Onderscheidend vermogen
Eigenlijk ben ik een ‘anti-kapper’ in die zin dat mijn werk
er zich op richt om klanten hun eigen haar te laten hebben en niet zozeer om trendy kapsels te ontwerpen. Een
kapsel is geen ding op zich. Het kapsel is onlosmakelijk
verbonden met de persoon die het draagt. Het mooiste
resultaat krijgen door met het karakter van het haar te
werken. Ik noem dat de vrijheid te maken wat gemaakt
wil worden. Met andere woorden: het haar wijst me de
weg. Op deze manier verkrijg je een natuurlijk en duurzaam kapsel. Want het is wel de bedoeling dat de klant
de volgende dag het haar zelf ook goed in model kan
brengen. Het haar van vandaag mag niet conflicteren
met het kapsel dat de kapper gisteren heeft gemaakt.
Het mag niet alleen een kunstje van de kapper zijn.
Het is helemaal niet zo belangrijk welke techniek of
welk gereedschap we gebruiken. Wat voorop staat is
het beeld op te roepen, het resultaat wat ons voor ogen
staat goed te krijgen en de sfeer, het gevoel neer te
zetten. Het is beter een fout te maken in de techniek dan
in de modelkeuze. Je moet voorkomen dat je een kapsel
creëert dat niets meer te maken heeft met de persoon
die het draagt.
Waar kwaliteit om draait
Kwaliteit draait in mijn beleving om vakmanschap en
toewijding. Vakmanschap om de technische finesses
van het vak onder de knie te krijgen. Zodra dit het geval
is ontstaat de rust om het samenspel tussen de mens en
de groei van haar te leren zien. Vakmanschap is breder
dan de techniek. In mijn vak is het belangrijk om de
esthetische lijnen tussen de natuurlijke groeibeweging
van het haar en de drager van het haar te zien.
6
nieuwsbrief kwaliteit
Omdat dit aspect in de traditionele vakopleiding
ontbreekt, heb ik op advies van een van mijn leermeesters een opleiding gevolgd aan de kunstacademie. Bij
het beeldhouwen en schetsen leerde ik kijken op een
manier waarbij je echt gaat zien. Ik vind het jammer te
constateren dat dit nog steeds geen deel uitmaakt van
de vakopleiding.
We denken te vaak in regels, stappenplannen en
dergelijke. Bij vakmanschap en toewijding gaat het daar
op een gegeven moment niet meer om. Mijn ervaring
is dat de beste resultaten intuïtief tot stand komen. Je
beheerst het vak en je ziet ‘gewoon’ wat er moet gebeuren. In die zin ben ik overtuigd van de kracht van goed
leermeesterschap. Ik ervaar in elk geval overduidelijk de
meerwaarde van mijn eigen leermeesters.
De klanten
Mijn klanten zijn vaak hoog opgeleid en zijn ook vaak
artistiek. Ik neem de tijd voor mijn klanten. Je zou
kunnen zeggen dat er geen tijd voor haast is. Vanaf
2009 huren we bedrijfsruimte bij het Huis van Groen
Kappers van René Slierendrecht. Dat is een ervaring op
zich. Het is er rustig en gezellig tegelijkertijd, de sfeer
is aangenaam en je waant je even in een andere wereld.

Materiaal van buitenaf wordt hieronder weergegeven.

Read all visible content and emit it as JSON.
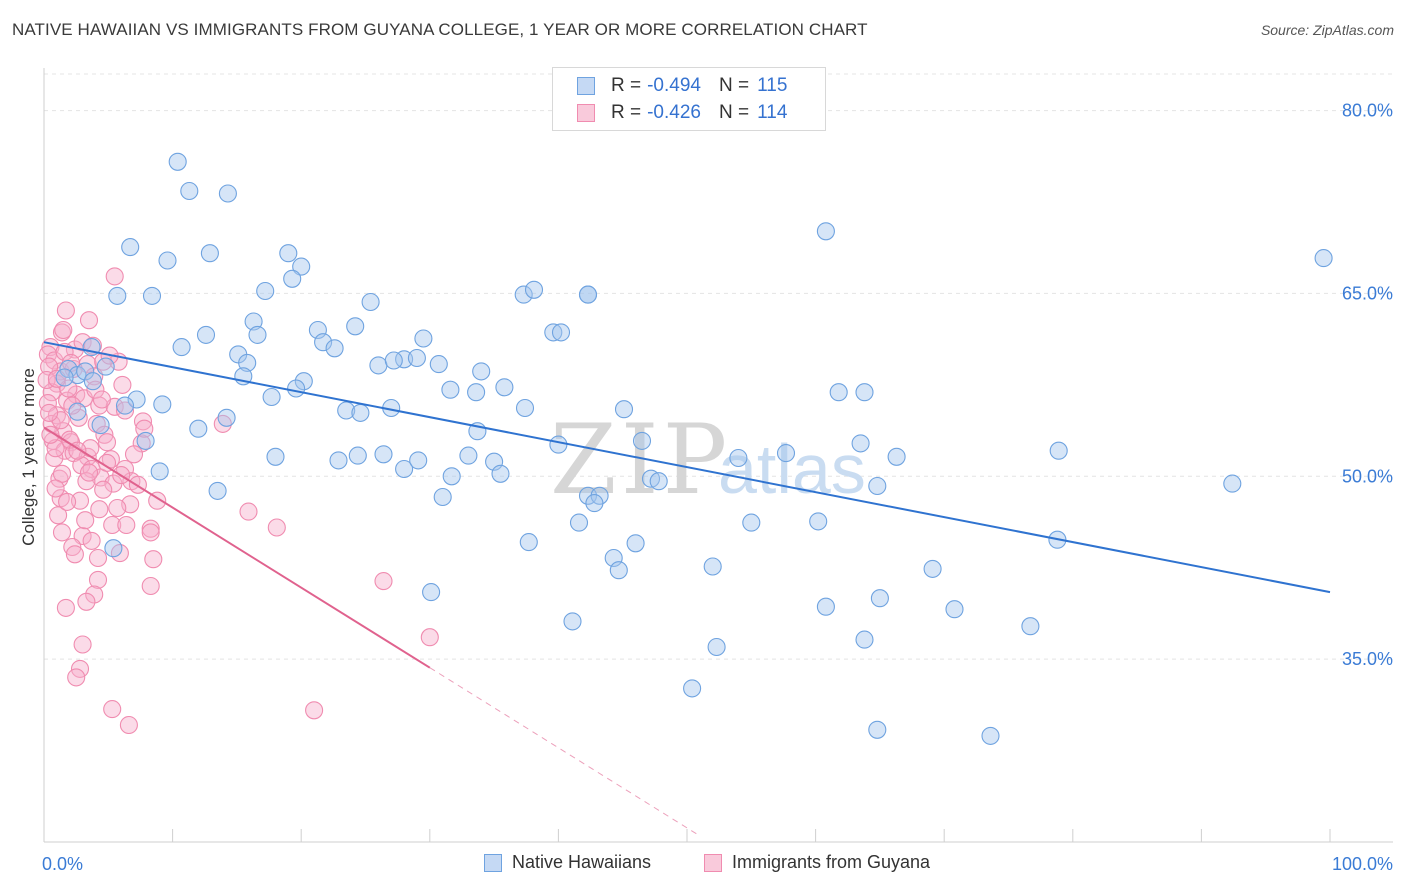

De klantenkring selecteert zich eigenlijk vanzelf. Want
als er geen chemie is, dan werkt het ook niet. In die zin
zijn de klanten uiteindelijk een reflectie van mezelf.
Klant­reacties? Ach, uiteindelijk hoor je alleen de goede.

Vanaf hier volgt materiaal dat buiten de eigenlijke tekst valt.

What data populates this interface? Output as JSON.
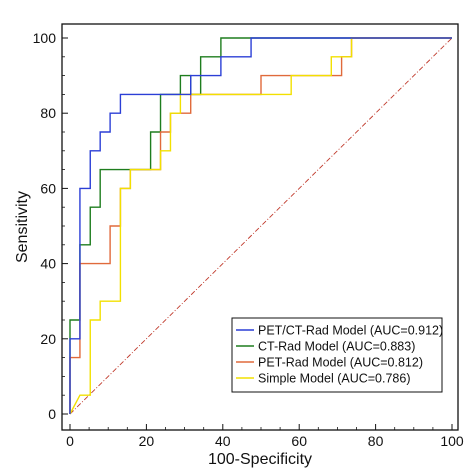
{
  "chart_data": {
    "type": "line",
    "title": "",
    "xlabel": "100-Specificity",
    "ylabel": "Sensitivity",
    "xlim": [
      0,
      100
    ],
    "ylim": [
      0,
      100
    ],
    "xticks": [
      "0",
      "20",
      "40",
      "60",
      "80",
      "100"
    ],
    "yticks": [
      "0",
      "20",
      "40",
      "60",
      "80",
      "100"
    ],
    "grid": false,
    "legend_position": "bottom-right",
    "reference_line": {
      "x": [
        0,
        100
      ],
      "y": [
        0,
        100
      ],
      "color": "#c0392b",
      "style": "dash-dot"
    },
    "series": [
      {
        "name": "PET/CT-Rad Model (AUC=0.912)",
        "color": "#2b3fd6",
        "x": [
          0,
          0,
          2.6,
          2.6,
          5.3,
          5.3,
          7.9,
          7.9,
          10.5,
          10.5,
          13.2,
          13.2,
          26.3,
          26.3,
          28.9,
          28.9,
          31.6,
          31.6,
          39.5,
          39.5,
          47.4,
          47.4,
          100
        ],
        "y": [
          0,
          20,
          20,
          60,
          60,
          70,
          70,
          75,
          75,
          80,
          80,
          85,
          85,
          85,
          85,
          85,
          85,
          90,
          90,
          95,
          95,
          100,
          100
        ]
      },
      {
        "name": "CT-Rad Model (AUC=0.883)",
        "color": "#1e7d1e",
        "x": [
          0,
          0,
          2.6,
          2.6,
          5.3,
          5.3,
          7.9,
          7.9,
          21.1,
          21.1,
          23.7,
          23.7,
          28.9,
          28.9,
          31.6,
          31.6,
          34.2,
          34.2,
          39.5,
          39.5,
          100
        ],
        "y": [
          0,
          25,
          25,
          45,
          45,
          55,
          55,
          65,
          65,
          75,
          75,
          85,
          85,
          90,
          90,
          85,
          85,
          95,
          95,
          100,
          100
        ]
      },
      {
        "name": "PET-Rad Model (AUC=0.812)",
        "color": "#e06a3b",
        "x": [
          0,
          0,
          2.6,
          2.6,
          10.5,
          10.5,
          13.2,
          13.2,
          15.8,
          15.8,
          23.7,
          23.7,
          26.3,
          26.3,
          31.6,
          31.6,
          50,
          50,
          71.1,
          71.1,
          73.7,
          73.7,
          100
        ],
        "y": [
          0,
          15,
          15,
          40,
          40,
          50,
          50,
          60,
          60,
          65,
          65,
          75,
          75,
          80,
          80,
          85,
          85,
          90,
          90,
          95,
          95,
          100,
          100
        ]
      },
      {
        "name": "Simple Model (AUC=0.786)",
        "color": "#f2e000",
        "x": [
          0,
          2.6,
          2.6,
          5.3,
          5.3,
          7.9,
          7.9,
          13.2,
          13.2,
          15.8,
          15.8,
          23.7,
          23.7,
          26.3,
          26.3,
          28.9,
          28.9,
          31.6,
          31.6,
          57.9,
          57.9,
          68.4,
          68.4,
          73.7,
          73.7,
          100
        ],
        "y": [
          0,
          5,
          5,
          5,
          25,
          25,
          30,
          30,
          60,
          60,
          65,
          65,
          70,
          70,
          80,
          80,
          85,
          85,
          85,
          85,
          90,
          90,
          95,
          95,
          100,
          100
        ]
      }
    ]
  }
}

Toch is het leuk om te horen als men zegt: ‘eindelijk
iemand die mij begrijpt’ of ‘ik ben blij dat als ik thuis net
terug ben van de kapper, niet meteen mijn haar hoef te
wassen om het weer normaal te laten zijn’.
[DUURZAAMHEID]
Tot slot
De metafoor van de ‘anti-kapper’ geeft ons diverse
inzichten. Een kleine greep:
• De groeirichting van het haar staat symbool voor de
onderstroom van de organisatie. Hier zit de oorsprong
van beweging en werking van de organisatie. Dit
correspondeert met de opvatting dat de organisatie
geen ding is, maar een levend organisme dat gedijt in
constructieve en evoluerende wisselwerking met zijn
omgeving.
• Vakmanschap is kunst en geen kunstje: het resulteert
in duurzaamheid, onderscheidend vermogen en
interactie met de klanten. Dat geldt ook voor kwaliteit.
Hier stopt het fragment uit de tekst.